La France est en grève, la France manifeste, les Français font la fête pendant que le sage précaire n’a même pas de revendication à crier sur les toits.
Ces temps-ci, je dois avouer que le concept déjà flou de sagesse précaire pâlit de plus en plus. Un sentiment monte en moi, le sentiment que la sagesse précaire est has been, que l’avenir réside dans l’engagement politique, ou au moins dans le bricolage socialisant de solidarités locales et temporaires.
« Sage précaire », je t’en foutrais! c’est un pauvre truc de pauvre type. C’est une pirouette de philosophe sans idée, vaguement lâche devant les injustices du monde. Il y a quelque chose d’un peu ignoble dans la sagesse précaire, quelque chose de l’ordre de la collaboration avec la tyrannie du moment.
Je suis bien aise de voir que mes compatriotes prennent la rue, et j’espère qu’ils ne la lâcheront pas. Qu’y a-t-il d’autre à faire, franchement, dans le marasme économique auquel nous faisons face ? Alors que les autres peuples glissent gentiment dans la déprime, les Français prennent l’air et chantent dans la rue, c’est déjà cela, et je suis de tout coeur, de grand coeur avec eux.
Je sors de la projection d’un film de Chris Marker pour les étudiants en cinéma. Je me suis incrusté. Chats perchés, le film s’intitule (2004), et on y voit les grands mouvements de protestations qui ont fait vivre les rues de Paris dans les années 2000 : soutien aux Américains après le 11 septembre, manifestations anti-Le Pen en 2002, vibrations déçues pour l’équipe de France la même année, contre la guerre en Iraq en 2003, pour ou contre Saddam Hussein, pour ou contre les Kurdes, pour ou contre le voile islamique, etc. On y voit aussi deux manifestations dont Chris Marker dit qu’elles n’ont intéressé personne à l’époque : en faveur du Falung Gong et pour la « libération » du Tibet. La présence de la Chine est devenue incontournable en quelques années.
La répétition des scènes de rues a un effet un peu comique et déréalisant. On se dit que tout cela est un peu vain, puis très vite, on se dit que cela a du sens du point de vue de la chaleur humaine. Ces Français de tous les âges qui manifestent, finalement, c’est beau.

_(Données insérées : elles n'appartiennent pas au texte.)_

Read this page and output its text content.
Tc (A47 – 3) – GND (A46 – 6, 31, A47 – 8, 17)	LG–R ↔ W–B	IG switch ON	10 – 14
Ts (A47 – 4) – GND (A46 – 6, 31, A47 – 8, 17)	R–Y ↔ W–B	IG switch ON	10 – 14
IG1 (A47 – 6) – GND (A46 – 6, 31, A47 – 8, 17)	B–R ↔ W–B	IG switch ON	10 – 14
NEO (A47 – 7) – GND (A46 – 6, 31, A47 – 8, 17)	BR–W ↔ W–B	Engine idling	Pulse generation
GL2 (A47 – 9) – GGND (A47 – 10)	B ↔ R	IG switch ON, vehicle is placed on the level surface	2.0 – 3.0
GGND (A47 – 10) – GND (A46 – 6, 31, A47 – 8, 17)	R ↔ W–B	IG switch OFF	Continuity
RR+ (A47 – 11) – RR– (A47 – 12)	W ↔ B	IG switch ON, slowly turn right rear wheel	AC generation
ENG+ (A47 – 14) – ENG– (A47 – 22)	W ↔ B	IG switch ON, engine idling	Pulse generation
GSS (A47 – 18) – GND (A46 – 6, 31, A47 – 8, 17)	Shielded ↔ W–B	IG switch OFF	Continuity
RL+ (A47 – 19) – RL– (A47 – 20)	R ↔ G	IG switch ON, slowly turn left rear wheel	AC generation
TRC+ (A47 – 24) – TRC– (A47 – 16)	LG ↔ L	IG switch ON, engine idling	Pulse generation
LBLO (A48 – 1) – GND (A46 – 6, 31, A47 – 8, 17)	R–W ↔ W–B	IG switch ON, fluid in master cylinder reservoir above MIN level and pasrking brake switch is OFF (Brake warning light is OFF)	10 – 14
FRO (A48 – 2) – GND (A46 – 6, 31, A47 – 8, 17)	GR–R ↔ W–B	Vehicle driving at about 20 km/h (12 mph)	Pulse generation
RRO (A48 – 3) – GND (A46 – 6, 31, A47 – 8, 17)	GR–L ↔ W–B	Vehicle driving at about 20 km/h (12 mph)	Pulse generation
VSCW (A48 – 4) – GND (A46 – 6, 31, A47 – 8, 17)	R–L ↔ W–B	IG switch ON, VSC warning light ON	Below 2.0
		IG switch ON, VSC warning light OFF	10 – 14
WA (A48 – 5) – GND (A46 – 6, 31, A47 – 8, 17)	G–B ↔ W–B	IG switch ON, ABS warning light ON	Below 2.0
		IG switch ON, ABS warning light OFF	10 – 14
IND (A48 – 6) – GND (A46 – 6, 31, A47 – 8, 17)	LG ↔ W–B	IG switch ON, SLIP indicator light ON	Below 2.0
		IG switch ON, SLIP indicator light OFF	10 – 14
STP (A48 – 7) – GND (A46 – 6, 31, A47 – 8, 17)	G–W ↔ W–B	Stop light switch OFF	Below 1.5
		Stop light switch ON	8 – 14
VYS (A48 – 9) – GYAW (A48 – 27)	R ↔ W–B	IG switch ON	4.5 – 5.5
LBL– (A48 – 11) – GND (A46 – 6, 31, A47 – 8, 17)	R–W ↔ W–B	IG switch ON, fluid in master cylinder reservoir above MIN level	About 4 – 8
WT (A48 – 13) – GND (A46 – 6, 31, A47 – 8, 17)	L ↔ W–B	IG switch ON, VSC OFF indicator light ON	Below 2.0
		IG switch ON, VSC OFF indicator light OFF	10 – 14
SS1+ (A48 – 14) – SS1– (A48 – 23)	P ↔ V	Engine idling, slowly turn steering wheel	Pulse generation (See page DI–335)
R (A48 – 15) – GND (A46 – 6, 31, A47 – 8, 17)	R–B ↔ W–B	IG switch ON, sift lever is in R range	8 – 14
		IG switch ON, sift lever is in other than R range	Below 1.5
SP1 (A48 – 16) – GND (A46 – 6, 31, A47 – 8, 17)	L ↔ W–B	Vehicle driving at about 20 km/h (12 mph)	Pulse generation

Voir ce film dans un pays où l’on ne fait jamais la grève (enfin, plus depuis 20 ans, mais cela devrait recommencer), voir mes compatriotes gueuler dans la rue pour un oui et pour un non, cela m’a rempli de tendresse pour nous. Nous sommes des emmerdeurs, c’est entendu, mais qui mieux que nous sait habiter les villes, sait faire vivre les rues ?
Quand nous serons tous précaires, nous ne pourrons plus le faire, car pour manifester, il faut déjà un brin d’aisance, alors profitez-en tant que c’est encore possible, et faites reculer le gouvernement, cela ne lui fera pas de mal.